Dr. Athikhomkulchai discovered that a morphological change in the Lamina Cribrosa can increase its strength, causing a restriction of the intraocular blood circulation and interferes with the axoplasmic flow. With the loss of blood supply and nourishment, the axons gradually die.  To resolve this morphological change of Lamina Cribrosa, Dr. Athikhomkulchai developed "Palm Pressure Therapy" in 2004.

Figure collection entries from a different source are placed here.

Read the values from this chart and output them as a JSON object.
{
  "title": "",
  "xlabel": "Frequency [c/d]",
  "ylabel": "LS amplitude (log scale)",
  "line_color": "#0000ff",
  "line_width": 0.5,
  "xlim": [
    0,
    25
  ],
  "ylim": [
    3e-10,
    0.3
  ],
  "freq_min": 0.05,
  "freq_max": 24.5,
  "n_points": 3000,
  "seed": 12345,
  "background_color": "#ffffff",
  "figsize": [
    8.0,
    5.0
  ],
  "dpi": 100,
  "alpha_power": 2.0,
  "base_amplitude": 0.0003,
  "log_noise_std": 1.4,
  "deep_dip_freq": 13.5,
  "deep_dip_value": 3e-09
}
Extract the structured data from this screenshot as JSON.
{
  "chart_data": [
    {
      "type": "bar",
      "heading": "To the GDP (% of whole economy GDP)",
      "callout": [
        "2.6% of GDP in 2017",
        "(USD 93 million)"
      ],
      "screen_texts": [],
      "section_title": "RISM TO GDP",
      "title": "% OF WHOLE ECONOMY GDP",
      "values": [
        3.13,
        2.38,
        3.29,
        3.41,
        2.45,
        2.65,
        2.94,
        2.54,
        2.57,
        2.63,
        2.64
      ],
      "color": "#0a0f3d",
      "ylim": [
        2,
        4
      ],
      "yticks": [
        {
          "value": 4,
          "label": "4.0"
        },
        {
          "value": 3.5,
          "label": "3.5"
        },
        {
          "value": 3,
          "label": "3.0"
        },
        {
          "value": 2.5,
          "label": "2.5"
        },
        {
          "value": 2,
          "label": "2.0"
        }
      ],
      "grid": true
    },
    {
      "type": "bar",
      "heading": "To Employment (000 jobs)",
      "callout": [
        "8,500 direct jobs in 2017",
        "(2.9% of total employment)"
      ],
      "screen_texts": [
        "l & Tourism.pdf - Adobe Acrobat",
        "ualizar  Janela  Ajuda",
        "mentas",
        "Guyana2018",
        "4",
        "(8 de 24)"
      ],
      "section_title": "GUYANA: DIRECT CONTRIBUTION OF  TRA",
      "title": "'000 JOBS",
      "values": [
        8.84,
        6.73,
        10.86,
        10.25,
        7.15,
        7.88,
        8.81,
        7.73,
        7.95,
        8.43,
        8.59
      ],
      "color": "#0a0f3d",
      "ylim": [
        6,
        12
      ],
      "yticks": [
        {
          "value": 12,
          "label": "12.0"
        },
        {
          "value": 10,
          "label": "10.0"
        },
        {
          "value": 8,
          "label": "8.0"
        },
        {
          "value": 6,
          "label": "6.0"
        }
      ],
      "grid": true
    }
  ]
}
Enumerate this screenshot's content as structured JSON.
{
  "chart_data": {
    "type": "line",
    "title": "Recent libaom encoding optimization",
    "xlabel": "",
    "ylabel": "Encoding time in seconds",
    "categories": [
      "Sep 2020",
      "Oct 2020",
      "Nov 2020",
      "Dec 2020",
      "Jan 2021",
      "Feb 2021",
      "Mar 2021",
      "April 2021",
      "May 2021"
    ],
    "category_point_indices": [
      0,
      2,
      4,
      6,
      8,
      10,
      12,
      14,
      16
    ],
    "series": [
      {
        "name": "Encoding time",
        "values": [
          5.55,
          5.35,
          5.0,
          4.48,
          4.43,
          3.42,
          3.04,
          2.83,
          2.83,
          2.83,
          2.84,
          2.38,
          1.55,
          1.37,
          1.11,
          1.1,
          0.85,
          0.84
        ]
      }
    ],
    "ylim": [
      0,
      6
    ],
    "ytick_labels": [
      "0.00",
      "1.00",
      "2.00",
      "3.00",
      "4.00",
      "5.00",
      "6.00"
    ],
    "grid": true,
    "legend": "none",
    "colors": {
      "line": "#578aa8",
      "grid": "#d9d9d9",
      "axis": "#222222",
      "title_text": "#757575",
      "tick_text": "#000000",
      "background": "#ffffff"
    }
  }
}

Functions of the Lamina Cribrosa that may have an effect in Glaucoma include:
  1. Regulates the passage of the central retinal vessels (arteries and veins) and axoplasmic flow

  2. Preserves a pressure gradient between the retrobulbar (behind the eyeball) space, which has lower pressure and intraocular space, which has higher pressure. This function as a pressure barrier may have a significant role in ocular diseases in which the pressure on either side becomes abnormally high and low

  3. Prevents a significant leakage of aqueous humor from the intravitreal space into the retrobulbar cerebrospinal fluid space surrounding the retrobulbar part of the optic nerve

Some other eye conditions that Dr. Athikhomkulchai treated using a combination of prescription drugs, laser and "Palm Pressure Therapy" are:

  • Dry Age-related Macular Degeneration (AMD)
  • Optic atrophy
  • Central Retinal Vein Occlusion (CRVO)
  • Retinitis Pigmentosa
  • Epiretinal membrane
  • Central Serous Retinopathy (CSR)
Dr. Athikhomkulchai believes further research will help improve the treatment to end blindness from retinal diseases.  Lack of funds is a major drawback in performing scientific research to collect further evidence relating to "Palm Pressure Therapy or PPT."  In any case,  we should not ignore the 90% success rate with POAG in Dr. Athikhomkulchai's practice.